New Deadline For New York Data-Security Law

September 1 is the next important date to keep in mind for 23 NYCRR §500

In the works since the big data breaches of 2014, including those of Target and Home Depot, 23 NYCRR §500 was a creation of the New York State Department of Financial Services. It was designed to “promote the protection of customer information as well as the information technology systems of regulated entities.”

23 NYCRR §500 officially went into effect March 1, 2017, but had a series of rolling deadlines for when organizations had to meet certain requirements. The next important deadline is September 1, 2018. By then, financial institutions must:

  • Keep an audit trail of all financial transactions.
  • Keep that information for at least five years.

 Further, regulated data:

  • Must be encrypted.
  • Must be erased when it’s no longer needed.

Finally, banks must keep an audit trail of “security events” for three years.
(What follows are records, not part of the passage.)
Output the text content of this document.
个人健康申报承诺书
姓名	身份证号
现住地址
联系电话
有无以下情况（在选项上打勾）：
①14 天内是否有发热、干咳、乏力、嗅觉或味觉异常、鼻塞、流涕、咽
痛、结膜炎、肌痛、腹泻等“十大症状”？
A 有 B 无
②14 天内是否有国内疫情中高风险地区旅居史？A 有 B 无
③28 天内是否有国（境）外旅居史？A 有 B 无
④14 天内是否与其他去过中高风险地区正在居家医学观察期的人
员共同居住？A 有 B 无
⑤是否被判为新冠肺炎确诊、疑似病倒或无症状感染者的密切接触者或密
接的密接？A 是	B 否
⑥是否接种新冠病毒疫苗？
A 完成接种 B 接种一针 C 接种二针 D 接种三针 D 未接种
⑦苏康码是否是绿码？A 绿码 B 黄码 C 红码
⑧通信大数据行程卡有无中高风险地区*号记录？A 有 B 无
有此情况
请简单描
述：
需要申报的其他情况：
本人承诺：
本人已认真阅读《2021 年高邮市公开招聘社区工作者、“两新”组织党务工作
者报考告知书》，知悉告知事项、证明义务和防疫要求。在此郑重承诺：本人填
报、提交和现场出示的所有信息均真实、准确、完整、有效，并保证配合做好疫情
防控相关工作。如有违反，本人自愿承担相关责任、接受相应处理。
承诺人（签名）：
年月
Right now, banks are only required to keep such information for 30-60 days. A significant change, and a sign of things to come.

New York state of mind
The audit trail and information retention requirements address the concern that, if critical customer information is stolen or destroyed in a cyber attack, it can easily be recovered. The encryption requirements get at the notion that, if data is stolen, it can’t be used by the thieves as quickly or as easily. All this for the benefit of the consumer. But these requirements are also beneficial for the affected financial institutions, which might otherwise view themselves as simply having to bear many new and onerous burdens on their businesses. 

Data thefts cost money in the short term, as the company must jump into action, lock down and investigate its operations and practices, and possibly reimburse customers who lose money to resulting fraud. In the long term, a company may lose business due to bad press and the resulting loss of customer trust. All this to say that, given the new reality of how consumer data rights are being perceived and acted upon by governmental organizations, it’s better for businesses to think about compliance as not just a way to stay on the right side of regulators but as a way in which to thrive moving forward.

Europe’s General Data Protection Rule. California’s Consumer Privacy Act. Ongoing talks in the Trump administration about potentially sweeping federal data-privacy regulation. Data regulation is here and more is coming. It’s not an exaggeration to say there’s been an awakening when it comes to data issues, in the US and abroad. The regulation surrounding this new thinking will only continue to pile up and/or evolve.

For the moment, DFS hasn’t finalized how it will penalize financial institutions that don’t comply with the new law. That will change. Those financial institutions waiting for the other regulatory shoe to drop, so they can get on with their lives, should accept the fact that the shoes have only just begun to drop.